Accenture:Q1 Result better than expectation
Accenture, a global professional services company, has reported strong results for the first quarter of the fiscal year 2023, beating revenue estimates and providing a positive outlook for Indian IT companies. The company's revenue for the quarter came in at $15.7 billion, at the upper end of its guidance range of $15.2 to $15.75 billion. This marks a 5% increase from the previous year and includes new bookings of $16.2 billion, with $8.1 billion for both consulting and managed services. While Accenture's revenue from North America saw a year-over-year increase of 10% to $7.62 billion, revenue from Europe declined by 0.5% to $5.07 billion.
These results are particularly significant because Accenture's fiscal year follows a September to August timeline, meaning that its earnings are released before those of India's major IT companies. This often serves as an indicator of how the results of these companies are expected to turn out. Additionally, a significant number of Accenture's employees are based in India.
For the next quarter, Accenture has provided revenue guidance in the range of $15.20 billion to $15.75 billion, which is slightly below analysts' estimates. The company has also revised its foreign exchange impact estimate for the fiscal year to -5%, down from its previous estimate of -6%, and expects revenue growth for the fiscal year to be in the range of 8-11%.

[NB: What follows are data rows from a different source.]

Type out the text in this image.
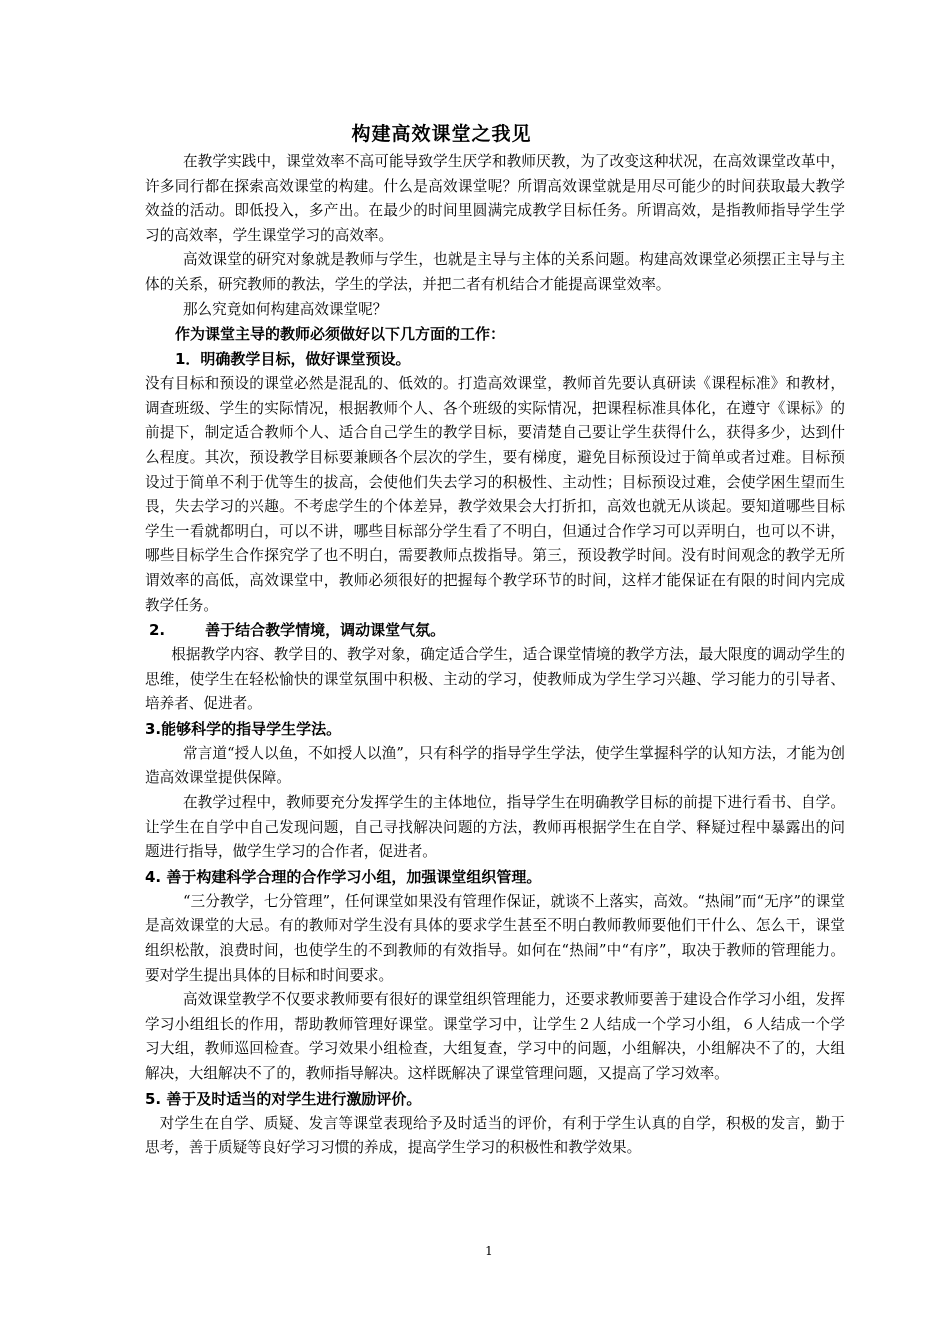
构建高效课堂之我见

在教学实践中，课堂效率不高可能导致学生厌学和教师厌教，为了改变这种状况，在高效课堂改革中，许多同行都在探索高效课堂的构建。什么是高效课堂呢？所谓高效课堂就是用尽可能少的时间获取最大教学效益的活动。即低投入，多产出。在最少的时间里圆满完成教学目标任务。所谓高效，是指教师指导学生学习的高效率，学生课堂学习的高效率。

高效课堂的研究对象就是教师与学生，也就是主导与主体的关系问题。构建高效课堂必须摆正主导与主体的关系，研究教师的教法，学生的学法，并把二者有机结合才能提高课堂效率。

那么究竟如何构建高效课堂呢？

作为课堂主导的教师必须做好以下几方面的工作：

1．明确教学目标，做好课堂预设。

没有目标和预设的课堂必然是混乱的、低效的。打造高效课堂，教师首先要认真研读《课程标准》和教材，调查班级、学生的实际情况，根据教师个人、各个班级的实际情况，把课程标准具体化，在遵守《课标》的前提下，制定适合教师个人、适合自己学生的教学目标，要清楚自己要让学生获得什么，获得多少，达到什么程度。其次，预设教学目标要兼顾各个层次的学生，要有梯度，避免目标预设过于简单或者过难。目标预设过于简单不利于优等生的拔高，会使他们失去学习的积极性、主动性；目标预设过难，会使学困生望而生畏，失去学习的兴趣。不考虑学生的个体差异，教学效果会大打折扣，高效也就无从谈起。要知道哪些目标学生一看就都明白，可以不讲，哪些目标部分学生看了不明白，但通过合作学习可以弄明白，也可以不讲，哪些目标学生合作探究学了也不明白，需要教师点拨指导。第三，预设教学时间。没有时间观念的教学无所谓效率的高低，高效课堂中，教师必须很好的把握每个教学环节的时间，这样才能保证在有限的时间内完成教学任务。

2.	善于结合教学情境，调动课堂气氛。

根据教学内容、教学目的、教学对象，确定适合学生，适合课堂情境的教学方法，最大限度的调动学生的思维，使学生在轻松愉快的课堂氛围中积极、主动的学习，使教师成为学生学习兴趣、学习能力的引导者、培养者、促进者。

3.能够科学的指导学生学法。

常言道“授人以鱼，不如授人以渔”，只有科学的指导学生学法，使学生掌握科学的认知方法，才能为创造高效课堂提供保障。

在教学过程中，教师要充分发挥学生的主体地位，指导学生在明确教学目标的前提下进行看书、自学。让学生在自学中自己发现问题，自己寻找解决问题的方法，教师再根据学生在自学、释疑过程中暴露出的问题进行指导，做学生学习的合作者，促进者。

4. 善于构建科学合理的合作学习小组，加强课堂组织管理。

“三分教学，七分管理”，任何课堂如果没有管理作保证，就谈不上落实，高效。“热闹”而“无序”的课堂是高效课堂的大忌。有的教师对学生没有具体的要求学生甚至不明白教师教师要他们干什么、怎么干，课堂组织松散，浪费时间，也使学生的不到教师的有效指导。如何在“热闹”中“有序”，取决于教师的管理能力。要对学生提出具体的目标和时间要求。

高效课堂教学不仅要求教师要有很好的课堂组织管理能力，还要求教师要善于建设合作学习小组，发挥学习小组组长的作用，帮助教师管理好课堂。课堂学习中，让学生２人结成一个学习小组，６人结成一个学习大组，教师巡回检查。学习效果小组检查，大组复查，学习中的问题，小组解决，小组解决不了的，大组解决，大组解决不了的，教师指导解决。这样既解决了课堂管理问题，又提高了学习效率。

5. 善于及时适当的对学生进行激励评价。

对学生在自学、质疑、发言等课堂表现给予及时适当的评价，有利于学生认真的自学，积极的发言，勤于思考，善于质疑等良好学习习惯的养成，提高学生学习的积极性和教学效果。

1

These results come amid predictions of a slump in the IT sector due to macroeconomic challenges, an impending recession, and inflationary concerns. A significant portion of the business of IT companies is derived from the US and European markets, and analysts have noted that it may be difficult to gain visibility on 2023 spending due to budgeting delays in client spending. However, despite this uncertainty, experts such as Moshe Katri of Wedbush Securities have noted that the sector remains resilient as its cost-supply equation improves. Katri has also stated that there are no indications of a demand slowdown, and that the worst-case scenario is a one to two month slippage in budget cycle decisions due to macroeconomic factors, resulting in a back-end loaded year for 2023.